For these characters, the collections
seem to be “proxies” for other desires that they see as impossible to reach [321].
George collects books to satisfy his “hunger for companionship,” reading them
in a search for “the beautiful, and the authentic” [27]. Jess “tended to
collect people,” picking up “little fascinations” in a facsimile of the love
that she wants for herself, while Emily carefully collects her mother’s letters
because she longs for a closer familial connection [6]. Rabbi Helfgott
collected computer languages to compensate for his desire to have the “power to
change the world” and “memory” [41]. All of these desires are interpersonal – a
desire to have a certain kind of relationship in their lives. However, the collections
are at a cross-purpose with the respective collector’s goals.
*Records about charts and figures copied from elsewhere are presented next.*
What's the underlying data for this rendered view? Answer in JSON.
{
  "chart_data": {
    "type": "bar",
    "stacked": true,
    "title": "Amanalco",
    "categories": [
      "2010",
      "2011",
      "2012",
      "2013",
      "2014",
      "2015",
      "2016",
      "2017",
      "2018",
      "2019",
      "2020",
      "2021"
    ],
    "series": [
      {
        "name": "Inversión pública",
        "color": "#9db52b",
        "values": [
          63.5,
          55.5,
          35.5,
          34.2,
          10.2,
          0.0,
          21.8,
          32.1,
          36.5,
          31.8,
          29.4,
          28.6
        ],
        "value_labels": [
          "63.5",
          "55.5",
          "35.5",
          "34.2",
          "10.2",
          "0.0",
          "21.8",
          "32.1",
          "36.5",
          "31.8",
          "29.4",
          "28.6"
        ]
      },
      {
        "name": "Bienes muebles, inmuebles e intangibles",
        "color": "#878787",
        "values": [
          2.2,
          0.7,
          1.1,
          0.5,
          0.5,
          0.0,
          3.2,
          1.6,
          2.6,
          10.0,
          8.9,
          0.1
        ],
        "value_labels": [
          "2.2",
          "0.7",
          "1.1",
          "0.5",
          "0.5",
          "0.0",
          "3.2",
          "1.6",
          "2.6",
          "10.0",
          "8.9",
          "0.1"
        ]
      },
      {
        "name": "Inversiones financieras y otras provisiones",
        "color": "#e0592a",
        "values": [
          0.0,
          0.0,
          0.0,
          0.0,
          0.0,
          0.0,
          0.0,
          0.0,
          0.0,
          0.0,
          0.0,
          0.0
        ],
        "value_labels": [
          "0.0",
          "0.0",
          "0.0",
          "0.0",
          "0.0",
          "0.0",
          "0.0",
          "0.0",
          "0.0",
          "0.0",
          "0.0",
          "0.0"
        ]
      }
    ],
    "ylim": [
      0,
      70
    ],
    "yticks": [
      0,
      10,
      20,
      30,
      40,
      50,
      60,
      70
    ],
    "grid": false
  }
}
To collect is to
consume, a “selfish” goal [315]. They are trying to use objects to make up for
what they lack in people, which will never work, so they keep collecting more
and more of the same in the to fight the “longing” with “no end” (27).
The true solution is to go out and
interact with people, to forge those bonds that they find themselves longing
for. This can be demonstrated by Rabbi Helfgott, an older man who has already
gone through his collector phase. He loved computers, but his superior sent him
to Berkely instead. Although Rabbi Helfgott did not get to work with computers
as much as he wanted, he did earn the influence over people he craved, which
satisfied the underlying need of his collection of computer languages. Objects
can never replace a desire for love, or family, or influence. During the novel,
the character realize this. It leads to Jess and George falling in love, satisfying
their mutual desire for such a relationship, and to Emily beginning her
Geno.type project to connect families across the world.